If your 11-year-old son’s piggy bank is empty but he smells like he just stepped out of a resort spa, be afraid.

Be very afraid.

Your lad just might be a soldier in the growing army of olfactory warriors taking orders from — or at least, following the highly scented leads of — TikTok influencers. 

Just follow your sniffer and check Joey’s, Johnny’s or Davey’s online history. There’s a good chance that you’ll discover your son has cached half a dozen bottles of expensive men’s cologne — we’re talking $100 a bitty bottle and up — and that your quest will end in the shady domain of TikTok.

And here all of us older, boring-smelling citizens have been fretting over TikTok influencing American elections while gathering enough personal information to blackmail the masses and cause every computer cloud to burst.

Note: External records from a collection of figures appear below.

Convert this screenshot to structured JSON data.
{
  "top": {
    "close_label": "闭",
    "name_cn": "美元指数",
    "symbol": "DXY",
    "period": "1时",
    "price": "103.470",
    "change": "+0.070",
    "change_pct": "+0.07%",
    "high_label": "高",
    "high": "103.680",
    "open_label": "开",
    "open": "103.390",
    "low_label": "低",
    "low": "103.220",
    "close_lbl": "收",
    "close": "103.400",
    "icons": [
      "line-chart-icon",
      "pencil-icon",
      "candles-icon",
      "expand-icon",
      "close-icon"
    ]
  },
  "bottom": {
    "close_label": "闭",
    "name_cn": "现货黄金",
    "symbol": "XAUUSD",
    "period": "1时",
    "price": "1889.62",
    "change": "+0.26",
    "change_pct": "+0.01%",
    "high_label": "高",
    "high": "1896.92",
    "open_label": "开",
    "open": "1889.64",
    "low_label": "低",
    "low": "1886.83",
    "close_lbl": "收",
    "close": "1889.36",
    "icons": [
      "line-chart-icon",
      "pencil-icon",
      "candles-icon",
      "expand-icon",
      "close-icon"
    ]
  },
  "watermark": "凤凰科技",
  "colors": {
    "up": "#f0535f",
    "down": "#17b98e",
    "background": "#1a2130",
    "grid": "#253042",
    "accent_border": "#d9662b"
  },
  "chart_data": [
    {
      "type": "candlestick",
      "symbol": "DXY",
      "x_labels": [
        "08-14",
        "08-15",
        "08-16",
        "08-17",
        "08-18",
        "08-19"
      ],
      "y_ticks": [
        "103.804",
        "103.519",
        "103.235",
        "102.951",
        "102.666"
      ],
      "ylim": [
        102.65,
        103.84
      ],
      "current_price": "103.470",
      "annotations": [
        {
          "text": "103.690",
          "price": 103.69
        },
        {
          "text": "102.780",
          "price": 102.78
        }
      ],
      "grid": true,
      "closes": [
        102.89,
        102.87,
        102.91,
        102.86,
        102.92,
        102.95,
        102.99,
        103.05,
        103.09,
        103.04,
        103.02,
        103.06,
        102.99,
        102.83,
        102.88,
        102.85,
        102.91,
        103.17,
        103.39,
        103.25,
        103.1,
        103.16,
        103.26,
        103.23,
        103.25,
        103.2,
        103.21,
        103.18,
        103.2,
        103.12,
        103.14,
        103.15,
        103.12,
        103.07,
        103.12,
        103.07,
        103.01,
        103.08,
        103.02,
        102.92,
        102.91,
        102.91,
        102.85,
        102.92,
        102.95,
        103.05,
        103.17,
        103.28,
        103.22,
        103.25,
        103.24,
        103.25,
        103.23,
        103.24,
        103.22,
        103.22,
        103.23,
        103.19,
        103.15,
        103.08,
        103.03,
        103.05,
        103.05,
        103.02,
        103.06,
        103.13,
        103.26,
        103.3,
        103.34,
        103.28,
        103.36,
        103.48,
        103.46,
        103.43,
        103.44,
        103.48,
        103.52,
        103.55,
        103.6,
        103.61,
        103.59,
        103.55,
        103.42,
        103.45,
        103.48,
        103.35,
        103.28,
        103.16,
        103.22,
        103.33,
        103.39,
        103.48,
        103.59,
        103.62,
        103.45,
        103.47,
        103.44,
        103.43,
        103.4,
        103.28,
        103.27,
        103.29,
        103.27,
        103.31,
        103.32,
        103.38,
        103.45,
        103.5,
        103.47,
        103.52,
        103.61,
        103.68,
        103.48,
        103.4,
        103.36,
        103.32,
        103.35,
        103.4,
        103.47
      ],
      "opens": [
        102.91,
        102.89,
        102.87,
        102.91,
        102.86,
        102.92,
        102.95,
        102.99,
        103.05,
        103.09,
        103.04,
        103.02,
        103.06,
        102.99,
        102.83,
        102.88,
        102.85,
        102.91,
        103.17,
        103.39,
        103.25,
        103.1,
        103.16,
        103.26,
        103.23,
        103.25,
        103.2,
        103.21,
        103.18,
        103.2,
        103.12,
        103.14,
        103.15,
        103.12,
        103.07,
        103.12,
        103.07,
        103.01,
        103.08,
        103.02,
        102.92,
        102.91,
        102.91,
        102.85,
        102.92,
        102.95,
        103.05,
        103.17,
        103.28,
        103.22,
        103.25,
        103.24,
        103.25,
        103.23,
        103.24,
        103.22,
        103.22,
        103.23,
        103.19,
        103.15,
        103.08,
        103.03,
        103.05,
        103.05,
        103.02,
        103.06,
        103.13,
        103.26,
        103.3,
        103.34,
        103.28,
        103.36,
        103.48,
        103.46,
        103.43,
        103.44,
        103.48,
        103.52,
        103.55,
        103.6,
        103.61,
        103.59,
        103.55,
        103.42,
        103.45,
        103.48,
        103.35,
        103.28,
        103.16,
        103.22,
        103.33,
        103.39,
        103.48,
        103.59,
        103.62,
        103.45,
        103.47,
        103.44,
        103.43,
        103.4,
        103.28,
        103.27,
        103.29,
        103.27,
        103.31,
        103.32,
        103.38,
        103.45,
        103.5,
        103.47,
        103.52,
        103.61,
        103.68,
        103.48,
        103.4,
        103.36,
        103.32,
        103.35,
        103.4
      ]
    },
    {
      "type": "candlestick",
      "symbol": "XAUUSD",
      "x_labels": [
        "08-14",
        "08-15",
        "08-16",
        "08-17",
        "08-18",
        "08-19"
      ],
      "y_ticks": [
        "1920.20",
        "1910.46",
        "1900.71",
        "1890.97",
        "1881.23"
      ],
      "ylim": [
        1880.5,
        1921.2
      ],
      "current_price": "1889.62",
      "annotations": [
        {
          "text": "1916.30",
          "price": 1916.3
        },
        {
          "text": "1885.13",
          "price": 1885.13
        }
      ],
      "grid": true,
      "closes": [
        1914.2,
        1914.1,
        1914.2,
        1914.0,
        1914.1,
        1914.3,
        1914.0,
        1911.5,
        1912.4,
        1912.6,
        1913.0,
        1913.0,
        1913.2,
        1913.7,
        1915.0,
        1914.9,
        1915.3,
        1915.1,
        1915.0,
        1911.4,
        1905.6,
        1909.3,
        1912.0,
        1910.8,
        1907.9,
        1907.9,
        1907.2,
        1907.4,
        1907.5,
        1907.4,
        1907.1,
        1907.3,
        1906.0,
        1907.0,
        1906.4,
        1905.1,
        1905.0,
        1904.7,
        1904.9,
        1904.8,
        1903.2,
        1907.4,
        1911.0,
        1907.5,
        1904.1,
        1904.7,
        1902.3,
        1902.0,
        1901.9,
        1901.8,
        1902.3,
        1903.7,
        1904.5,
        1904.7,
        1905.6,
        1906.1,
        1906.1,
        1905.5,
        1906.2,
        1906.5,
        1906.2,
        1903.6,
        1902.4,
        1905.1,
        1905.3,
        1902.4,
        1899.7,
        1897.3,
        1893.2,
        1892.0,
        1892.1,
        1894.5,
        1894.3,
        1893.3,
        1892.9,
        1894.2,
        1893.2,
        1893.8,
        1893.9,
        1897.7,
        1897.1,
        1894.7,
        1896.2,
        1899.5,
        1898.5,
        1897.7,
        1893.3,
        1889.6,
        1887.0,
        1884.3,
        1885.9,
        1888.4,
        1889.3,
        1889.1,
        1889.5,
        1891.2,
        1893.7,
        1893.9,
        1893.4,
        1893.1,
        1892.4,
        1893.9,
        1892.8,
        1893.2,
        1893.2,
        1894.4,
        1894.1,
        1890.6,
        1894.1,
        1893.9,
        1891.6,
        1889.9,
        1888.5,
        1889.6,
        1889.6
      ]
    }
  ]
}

To our embarrassment, we find that their insidious plot all along has been not to take over the world, but to enrich cologne manufacturers and make millionaires of young masculinely scented males who star on the TikTok platform.

While this editorial should be taken for what it is — mildly satirical, though the nose plugs are no laughing matter — what’s happening to a generation of young males does illustrate how powerful certain forms of social media can be.

According to a superb article recently in The New York Times, boys across the country are investing heavily in “smellmaxxing,” which is exactly what it smells like. Er, sounds like.

“I don’t think I’ve ever smelled Axe,” a 14-year-old boy in Chicago told reporter Callie Holtermann. The kid considers his stash of Tom Ford’s Tobacco Vanille — which goes for nearly $300 per bottle — his signature scent.

The trend does have its humorous aspects. Some of the boys Holtermann interviewed use phrases like “a really good honey note” and “a lot spicier and a little bit darker” to describe some of these costly colognes. 

And yes, the sellers who are waking up to the fact that teen boys’ spending on fragrance has increased 26 percent since last spring are laughing all the way to the bank.

But what does it mean?

For those of us who grew up spending our allowance and odd-job nickels and dimes on comic books and baseball cards, this latest phenomenon is simply a mind blower. Maybe it’s not absolute proof that the end is near, but it smells suspiciously like a damning legal exhibit in the case exposing humankind’s misplaced priorities and marketing manipulability. 

A middle-school PE teacher in South Carolina speaks for many of us dinosaurs when she shakes her head at 11-year-old students toting $160 bottles of cologne in their backpacks.

“Sometimes,” she told the Times reporter, “I’d rather take the B.O.”